Editor's Notebook

I was raised in a home that valued newspapers. When I was a pre-schooler, my parents and grandparents began reading newspaper stories to me. I’ll admit I was mainly interested in the pictures and the cartoons but that interest helped to earn me regular sessions with the adults in my world and their newspapers.

Living less than a half mile from the Nuckolls and Jewell county line, my parents subscribed to both The Superior Express and the Jewell County Record as they wanted to keep up on the happenings in both counties. I skipped many of the community columns as I didn’t know the people mentioned but I read some regularly.

I was also exposed to daily newspapers. My parents subscribed to at least two and sometimes three daily papers.

My grandparents were also daily newspaper readers. With family in the Kansas City area, my mother’s parents subscribed to both the Omaha World-Herald and Kansas City Star and having lived in Mitchell County, Kansas before moving to Nuckolls County, they also subscribed to the Beloit weekly. I liked to read the Beloit paper’s historical column about early days in Mitchell County and Harold Dwyer’s column entitled the “Galloping Goose.” Dwyer as a longtime friend of my grandparents and sometimes stopped to visit them when in Superior on other business.

My father’s parents subscribed to one of the Lincoln dailies. I suspect their interest in the Lincoln news was influenced by the fact they had a son living in Lincoln.

I’ve long thought to be informed a person needs to regularly read the local weekly newspaper and a daily from one of their state’s larger cities.

As Grandfather Blauvelt’s vision dimmed, he would ask me to read the daily paper to him.

I regularly am surprised to see questions posted on social media sites that could easily have been answered by reading the local newspaper.

And newspapers can also have an influence on national affairs.

Were it not for a Montana newspaper, we might never have known about the Chinese spy balloons that have floated over the United States.

I understand the our national government didn’t want us to know about the balloons for fear the knowledge would cool our country’s relations with China.

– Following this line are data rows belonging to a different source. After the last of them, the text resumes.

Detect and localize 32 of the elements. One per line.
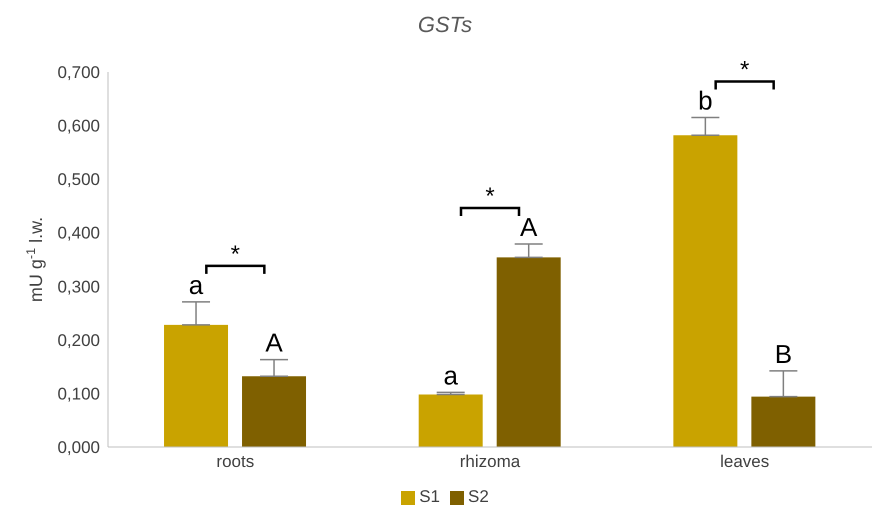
annotation: *	[230, 240, 240, 268]
annotation: a	[188, 270, 204, 300]
bar	[673, 135, 738, 447]
y-tick-label: 0,200	[57, 330, 100, 350]
bar	[418, 394, 483, 447]
annotation: b	[698, 86, 713, 116]
annotation: *	[740, 56, 750, 84]
annotation: a	[443, 360, 458, 390]
annotation: A	[265, 328, 284, 358]
y-tick-label: 0,500	[57, 170, 100, 190]
x-tick-label: roots	[216, 452, 254, 472]
y-tick-label: 0,000	[57, 438, 100, 458]
legend-label: S2	[468, 487, 489, 506]
annotation: A	[520, 212, 538, 242]
y-tick-label: 0,700	[57, 63, 100, 82]
y-tick-label: 0,400	[57, 224, 100, 243]
chart-title: GSTs	[416, 11, 474, 39]
y-tick-label: 0,100	[57, 384, 100, 404]
bracket: *	[714, 56, 775, 90]
annotation: *	[485, 182, 495, 210]
bar	[164, 324, 228, 447]
x-tick-label: leaves	[720, 452, 770, 472]
y-tick-label: 0,600	[57, 116, 100, 136]
bracket: *	[205, 240, 266, 274]
x-tick-label: rhizoma	[460, 452, 521, 472]
legend-label: S1	[419, 487, 440, 506]
y-tick-label: 0,300	[57, 277, 100, 296]
bar	[751, 396, 816, 447]
bar	[496, 257, 561, 447]
bracket: *	[460, 182, 520, 216]
bar	[242, 376, 306, 447]
annotation: B	[774, 338, 792, 369]
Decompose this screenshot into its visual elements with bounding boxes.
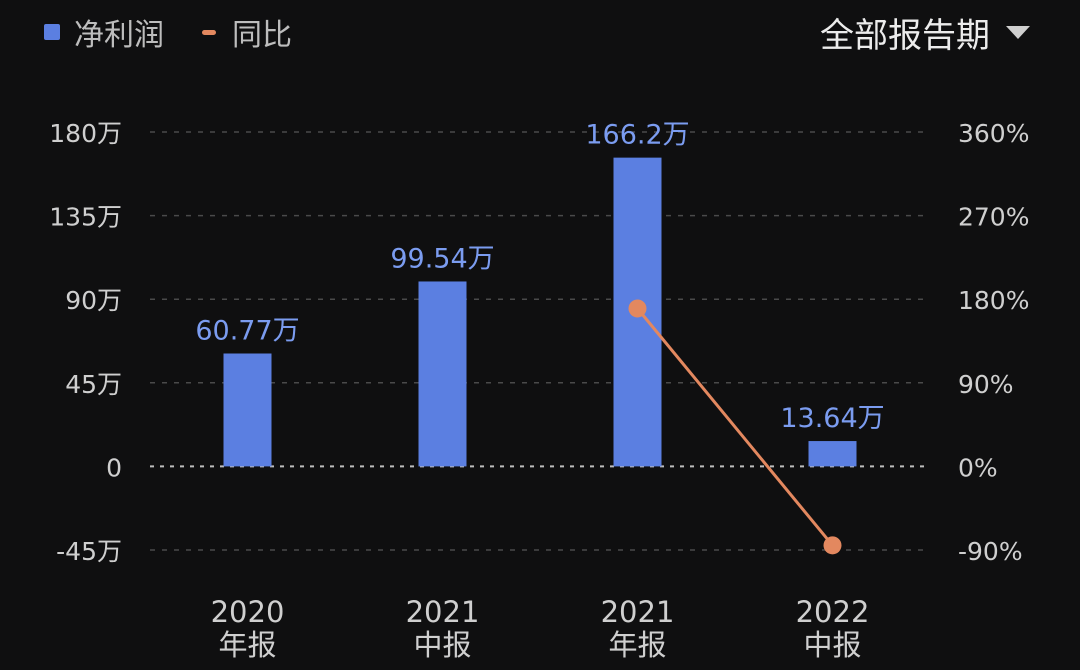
legend-bar-swatch bbox=[44, 24, 60, 40]
y-left-tick-label: -45万 bbox=[56, 537, 122, 566]
period-dropdown[interactable]: 全部报告期 bbox=[820, 10, 1030, 56]
yoy-point bbox=[823, 536, 842, 555]
chart-legend: 净利润 同比 bbox=[44, 10, 330, 54]
bar-value-label: 13.64万 bbox=[780, 403, 884, 434]
y-left-tick-label: 0 bbox=[106, 453, 122, 482]
x-tick-label-year: 2021 bbox=[601, 595, 675, 629]
y-left-tick-label: 180万 bbox=[49, 119, 122, 148]
bar-value-label: 60.77万 bbox=[195, 316, 299, 347]
period-dropdown-label: 全部报告期 bbox=[820, 15, 990, 56]
y-right-tick-label: -90% bbox=[958, 537, 1023, 566]
y-right-tick-label: 180% bbox=[958, 286, 1029, 315]
bar-value-label: 99.54万 bbox=[390, 243, 494, 274]
x-tick-label-year: 2022 bbox=[796, 595, 870, 629]
y-right-tick-label: 270% bbox=[958, 203, 1029, 232]
x-tick-label-period: 年报 bbox=[608, 628, 666, 662]
y-right-tick-label: 0% bbox=[958, 453, 998, 482]
y-left-tick-label: 135万 bbox=[49, 203, 122, 232]
x-tick-label-period: 中报 bbox=[803, 628, 861, 662]
bar bbox=[418, 281, 467, 467]
x-tick-label-year: 2020 bbox=[211, 595, 285, 629]
y-right-tick-label: 90% bbox=[958, 370, 1014, 399]
legend-label-yoy: 同比 bbox=[232, 18, 292, 53]
legend-line-swatch bbox=[202, 29, 216, 35]
yoy-line bbox=[636, 307, 834, 547]
bar bbox=[223, 353, 272, 467]
x-tick-label-period: 年报 bbox=[218, 628, 276, 662]
legend-item-yoy[interactable]: 同比 bbox=[202, 10, 292, 54]
y-left-tick-label: 90万 bbox=[65, 286, 122, 315]
triangle-down-icon bbox=[1006, 25, 1030, 39]
x-tick-label-period: 中报 bbox=[413, 628, 471, 662]
x-tick-label-year: 2021 bbox=[406, 595, 480, 629]
legend-item-net-profit[interactable]: 净利润 bbox=[44, 10, 164, 54]
yoy-point bbox=[628, 299, 647, 318]
bar bbox=[808, 441, 857, 467]
bar-value-label: 166.2万 bbox=[585, 120, 689, 151]
y-right-tick-label: 360% bbox=[958, 119, 1029, 148]
y-left-tick-label: 45万 bbox=[65, 370, 122, 399]
legend-label-net-profit: 净利润 bbox=[74, 18, 164, 53]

That makes no sense to me. The Chinese had to know the Americans would not be happy to have their balloons invading our air space.

If the balloon shot down over the Atlantic ocean was really a weather balloon blown off course, why didn’t China notify the United States and Canada of the balloon’s presence.

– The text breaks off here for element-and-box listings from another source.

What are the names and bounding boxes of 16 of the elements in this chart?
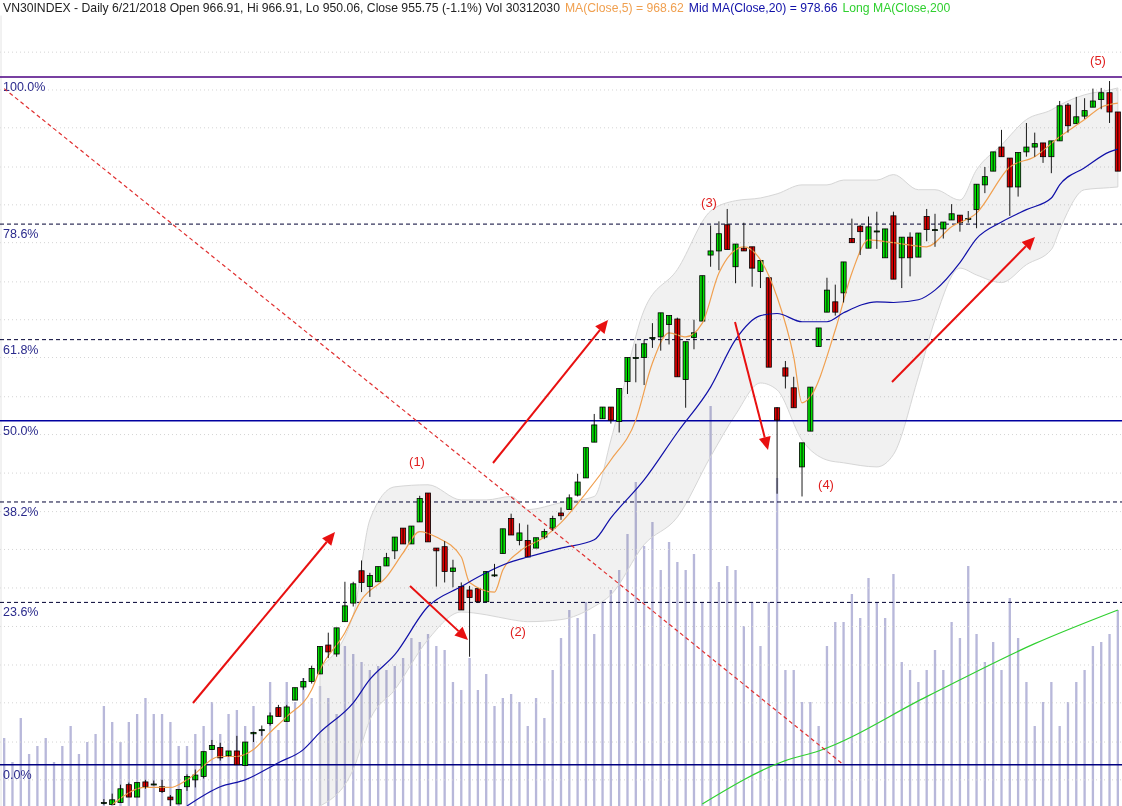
annotation: (4) bbox=[818, 477, 834, 492]
text: MA(Close,5) = 968.62 bbox=[564, 1, 685, 15]
annotation: (1) bbox=[409, 454, 425, 469]
ref-line-label: 0.0% bbox=[3, 767, 32, 782]
ref-line-label: 100.0% bbox=[3, 79, 46, 94]
ref-line-label: 50.0% bbox=[3, 423, 39, 438]
text: Long MA(Close,200 bbox=[842, 1, 951, 15]
ref-line-label: 38.2% bbox=[3, 504, 39, 519]
annotation: (3) bbox=[701, 195, 717, 210]
ref-line-label: 23.6% bbox=[3, 605, 39, 620]
annotation: (2) bbox=[510, 624, 526, 639]
chart-title: VN30INDEX - Daily 6/21/2018 Open 966.91, Hi 966.91, Lo 950.06, Close 955.75 (-1.1%) Vol 30312030 bbox=[3, 1, 561, 15]
ref-line-label: 61.8% bbox=[3, 342, 39, 357]
text: Mid MA(Close,20) = 978.66 bbox=[688, 1, 838, 15]
ref-line-label: 78.6% bbox=[3, 227, 39, 242]
annotation: (5) bbox=[1090, 53, 1106, 68]
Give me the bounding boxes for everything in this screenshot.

Looks to me like the balloon was purposely directed over the two Norther American countries on a spy mission.

Thankfully a Montana newspaper spilled the beans and let the American public know something was up. The Billings Gazette reported in the middle of last week that the president of the United States knew abut the presence of the Chinese spy balloon for several days before it was spotted drifting over Montana.

But the White House wanted to keep it secret fearing news of the surveillance balloon would sabotage Secretary of State Anthony Blinken’s planned diplomatic trip to China, the first such visit in five years.

That changed last Wednesday when Larry Mayer, a Billings Gazette photographer, responding to vague reports that the airspace around Billings had been closed, photographed an odd glowing orb high in the sky.

Mayer discovered the orb was a high-altitude balloon powered by a large solar array. The balloon also was photographed by Chase Doak, a Billings videographer and former Gazette online editor.

The Gazette’s publication of those photos and a story connecting them to the closed airspace and the fighter jets being scrambled to track the balloon was quickly picked up by newspapers around world.

By Thursday evening, China officials acknowledged the balloon was theirs, but insisted it was a harmless weather balloon that simply blew off course.

Journalists are trained to be on the lookout for the unusual, to look for things others need to know.